Although the longevity-extending effects of Caloric restriction (CR) have been known for nearly 100 years and robustly proved in many species, its impact on public health is minimal because of difficulties with compliance. So both effectiveness and compliability are key to human adoption of any dietary strategy for functional longevity. We have identified a dietary strategy, the ketogenic diet (KD), that significantly extends cognitive memory, motor function and longevity (13%) over a standard diet. The KD is easier to comply with than CR, and in fact has been used as therapy for human neurological diseases for over 80 years. The KD extends longevity relative to a control diet even in the context of identical calories consumed, thus the longevity effect of the KD cannot be explained by a de facto CR.

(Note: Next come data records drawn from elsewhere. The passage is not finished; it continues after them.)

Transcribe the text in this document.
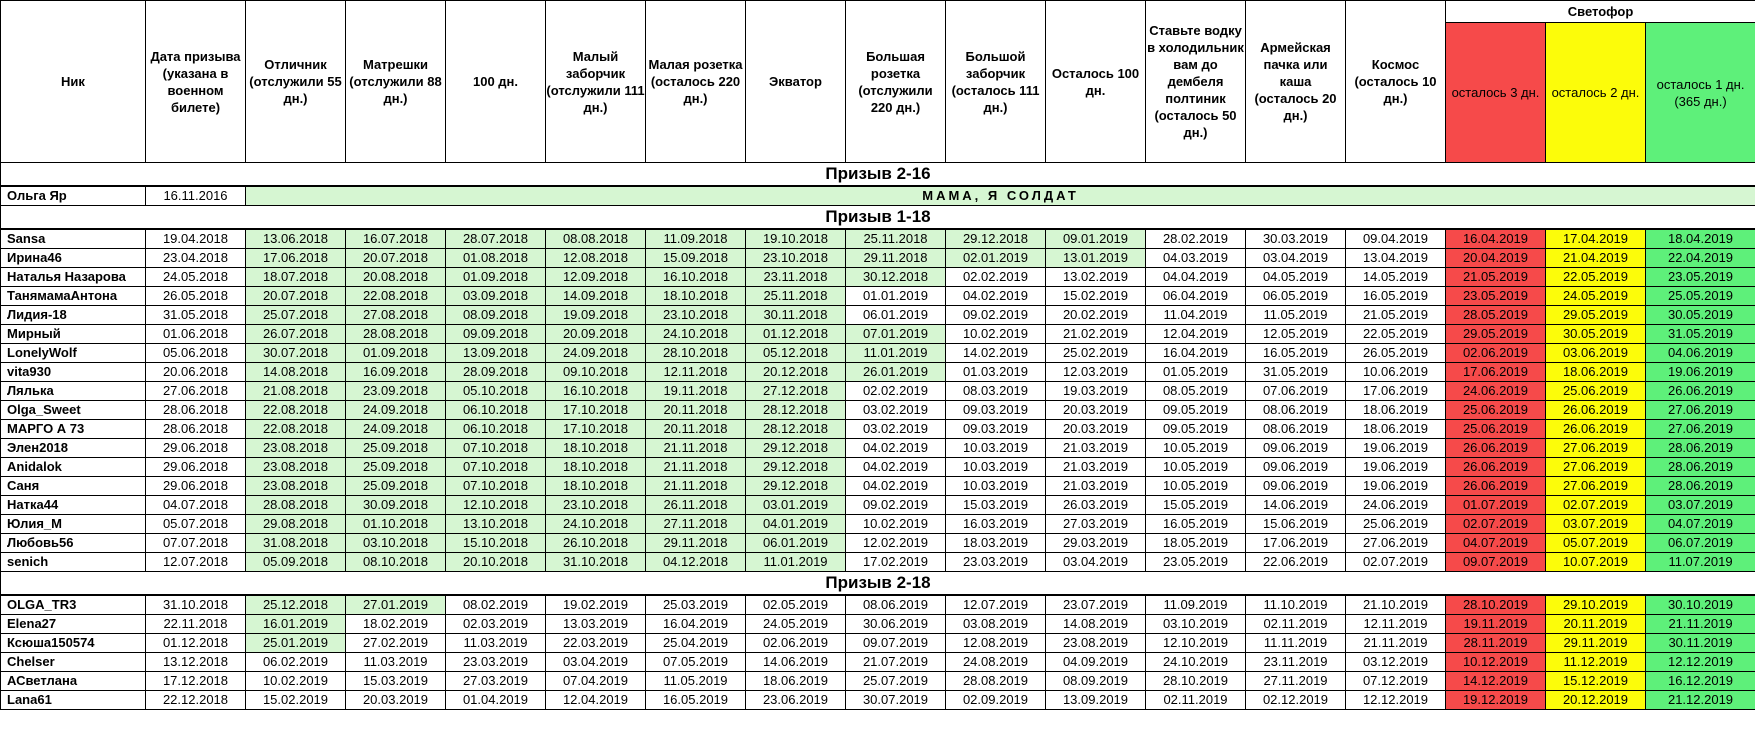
Ник	Дата призыва (указана в военном билете)	Отличник (отслужили 55 дн.)	Матрешки (отслужили 88 дн.)	100 дн.	Малый заборчик (отслужили 111 дн.)	Малая розетка (осталось 220 дн.)	Экватор	Большая розетка (отслужили 220 дн.)	Большой заборчик (осталось 111 дн.)	Осталось 100 дн.	Ставьте водку в холодильник вам до дембеля полтиник (осталось 50 дн.)	Армейская пачка или каша (осталось 20 дн.)	Космос (осталось 10 дн.)	Светофор		
														осталось 3 дн.	осталось 2 дн.	осталось 1 дн. (365 дн.)
Призыв 2-16																
Ольга Яр	16.11.2016	МАМА, Я СОЛДАТ														
Призыв 1-18																
Sansa	19.04.2018	13.06.2018	16.07.2018	28.07.2018	08.08.2018	11.09.2018	19.10.2018	25.11.2018	29.12.2018	09.01.2019	28.02.2019	30.03.2019	09.04.2019	16.04.2019	17.04.2019	18.04.2019
Ирина46	23.04.2018	17.06.2018	20.07.2018	01.08.2018	12.08.2018	15.09.2018	23.10.2018	29.11.2018	02.01.2019	13.01.2019	04.03.2019	03.04.2019	13.04.2019	20.04.2019	21.04.2019	22.04.2019
Наталья Назарова	24.05.2018	18.07.2018	20.08.2018	01.09.2018	12.09.2018	16.10.2018	23.11.2018	30.12.2018	02.02.2019	13.02.2019	04.04.2019	04.05.2019	14.05.2019	21.05.2019	22.05.2019	23.05.2019
ТанямамаАнтона	26.05.2018	20.07.2018	22.08.2018	03.09.2018	14.09.2018	18.10.2018	25.11.2018	01.01.2019	04.02.2019	15.02.2019	06.04.2019	06.05.2019	16.05.2019	23.05.2019	24.05.2019	25.05.2019
Лидия-18	31.05.2018	25.07.2018	27.08.2018	08.09.2018	19.09.2018	23.10.2018	30.11.2018	06.01.2019	09.02.2019	20.02.2019	11.04.2019	11.05.2019	21.05.2019	28.05.2019	29.05.2019	30.05.2019
Мирный	01.06.2018	26.07.2018	28.08.2018	09.09.2018	20.09.2018	24.10.2018	01.12.2018	07.01.2019	10.02.2019	21.02.2019	12.04.2019	12.05.2019	22.05.2019	29.05.2019	30.05.2019	31.05.2019
LonelyWolf	05.06.2018	30.07.2018	01.09.2018	13.09.2018	24.09.2018	28.10.2018	05.12.2018	11.01.2019	14.02.2019	25.02.2019	16.04.2019	16.05.2019	26.05.2019	02.06.2019	03.06.2019	04.06.2019
vita930	20.06.2018	14.08.2018	16.09.2018	28.09.2018	09.10.2018	12.11.2018	20.12.2018	26.01.2019	01.03.2019	12.03.2019	01.05.2019	31.05.2019	10.06.2019	17.06.2019	18.06.2019	19.06.2019
Лялька	27.06.2018	21.08.2018	23.09.2018	05.10.2018	16.10.2018	19.11.2018	27.12.2018	02.02.2019	08.03.2019	19.03.2019	08.05.2019	07.06.2019	17.06.2019	24.06.2019	25.06.2019	26.06.2019
Olga_Sweet	28.06.2018	22.08.2018	24.09.2018	06.10.2018	17.10.2018	20.11.2018	28.12.2018	03.02.2019	09.03.2019	20.03.2019	09.05.2019	08.06.2019	18.06.2019	25.06.2019	26.06.2019	27.06.2019
МАРГО А 73	28.06.2018	22.08.2018	24.09.2018	06.10.2018	17.10.2018	20.11.2018	28.12.2018	03.02.2019	09.03.2019	20.03.2019	09.05.2019	08.06.2019	18.06.2019	25.06.2019	26.06.2019	27.06.2019
Элен2018	29.06.2018	23.08.2018	25.09.2018	07.10.2018	18.10.2018	21.11.2018	29.12.2018	04.02.2019	10.03.2019	21.03.2019	10.05.2019	09.06.2019	19.06.2019	26.06.2019	27.06.2019	28.06.2019
Anidalok	29.06.2018	23.08.2018	25.09.2018	07.10.2018	18.10.2018	21.11.2018	29.12.2018	04.02.2019	10.03.2019	21.03.2019	10.05.2019	09.06.2019	19.06.2019	26.06.2019	27.06.2019	28.06.2019
Саня	29.06.2018	23.08.2018	25.09.2018	07.10.2018	18.10.2018	21.11.2018	29.12.2018	04.02.2019	10.03.2019	21.03.2019	10.05.2019	09.06.2019	19.06.2019	26.06.2019	27.06.2019	28.06.2019
Натка44	04.07.2018	28.08.2018	30.09.2018	12.10.2018	23.10.2018	26.11.2018	03.01.2019	09.02.2019	15.03.2019	26.03.2019	15.05.2019	14.06.2019	24.06.2019	01.07.2019	02.07.2019	03.07.2019
Юлия_М	05.07.2018	29.08.2018	01.10.2018	13.10.2018	24.10.2018	27.11.2018	04.01.2019	10.02.2019	16.03.2019	27.03.2019	16.05.2019	15.06.2019	25.06.2019	02.07.2019	03.07.2019	04.07.2019
Любовь56	07.07.2018	31.08.2018	03.10.2018	15.10.2018	26.10.2018	29.11.2018	06.01.2019	12.02.2019	18.03.2019	29.03.2019	18.05.2019	17.06.2019	27.06.2019	04.07.2019	05.07.2019	06.07.2019
senich	12.07.2018	05.09.2018	08.10.2018	20.10.2018	31.10.2018	04.12.2018	11.01.2019	17.02.2019	23.03.2019	03.04.2019	23.05.2019	22.06.2019	02.07.2019	09.07.2019	10.07.2019	11.07.2019
Призыв 2-18																
OLGA_TR3	31.10.2018	25.12.2018	27.01.2019	08.02.2019	19.02.2019	25.03.2019	02.05.2019	08.06.2019	12.07.2019	23.07.2019	11.09.2019	11.10.2019	21.10.2019	28.10.2019	29.10.2019	30.10.2019
Elena27	22.11.2018	16.01.2019	18.02.2019	02.03.2019	13.03.2019	16.04.2019	24.05.2019	30.06.2019	03.08.2019	14.08.2019	03.10.2019	02.11.2019	12.11.2019	19.11.2019	20.11.2019	21.11.2019
Ксюша150574	01.12.2018	25.01.2019	27.02.2019	11.03.2019	22.03.2019	25.04.2019	02.06.2019	09.07.2019	12.08.2019	23.08.2019	12.10.2019	11.11.2019	21.11.2019	28.11.2019	29.11.2019	30.11.2019
Chelser	13.12.2018	06.02.2019	11.03.2019	23.03.2019	03.04.2019	07.05.2019	14.06.2019	21.07.2019	24.08.2019	04.09.2019	24.10.2019	23.11.2019	03.12.2019	10.12.2019	11.12.2019	12.12.2019
АСветлана	17.12.2018	10.02.2019	15.03.2019	27.03.2019	07.04.2019	11.05.2019	18.06.2019	25.07.2019	28.08.2019	08.09.2019	28.10.2019	27.11.2019	07.12.2019	14.12.2019	15.12.2019	16.12.2019
Lana61	22.12.2018	15.02.2019	20.03.2019	01.04.2019	12.04.2019	16.05.2019	23.06.2019	30.07.2019	02.09.2019	13.09.2019	02.11.2019	02.12.2019	12.12.2019	19.12.2019	20.12.2019	21.12.2019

Our Aims are focused around 1) Increasing the functional compliability of the KD to ensure the broadest possible adoption and translation to humans while still maintaining functional effect. This will be done by testing the functional effects of intermittent KD strategies and a ketone ester supplement. 2) Uncovering the mechanism and biomarkers by which the isocaloric KD extends functional longevity, through RNAseq of tissues and blood, and looking for rescue in mouse models that lack critical targets through which the KD is thought to exert its effects including HCAR2 and Ffar3. 3) Lastly we will test the functional effects of intermittent KD strategies in PSAPP mice, as it was recently shown that 'genetically ketogenic' ShcKD mice resist PSAPP dependent neurodegeneration. The successful completion of these Aims will determine whether alternative KD strategies can increase functional longevity and provide resistance to Alzheimer's disease, and determine the underlying KD functional longevity mechanism.
We find that a ketogenic diet (KD) increases functional longevity in mice, and others have shown that a 'genetically ketogenic' mouse resists Alzheimer's disease. We propose to optimize KD delivery strategies for maximal compliance and functional effect, and to determine its longevity mechanism and identify biomarkers that could translate to the human condition.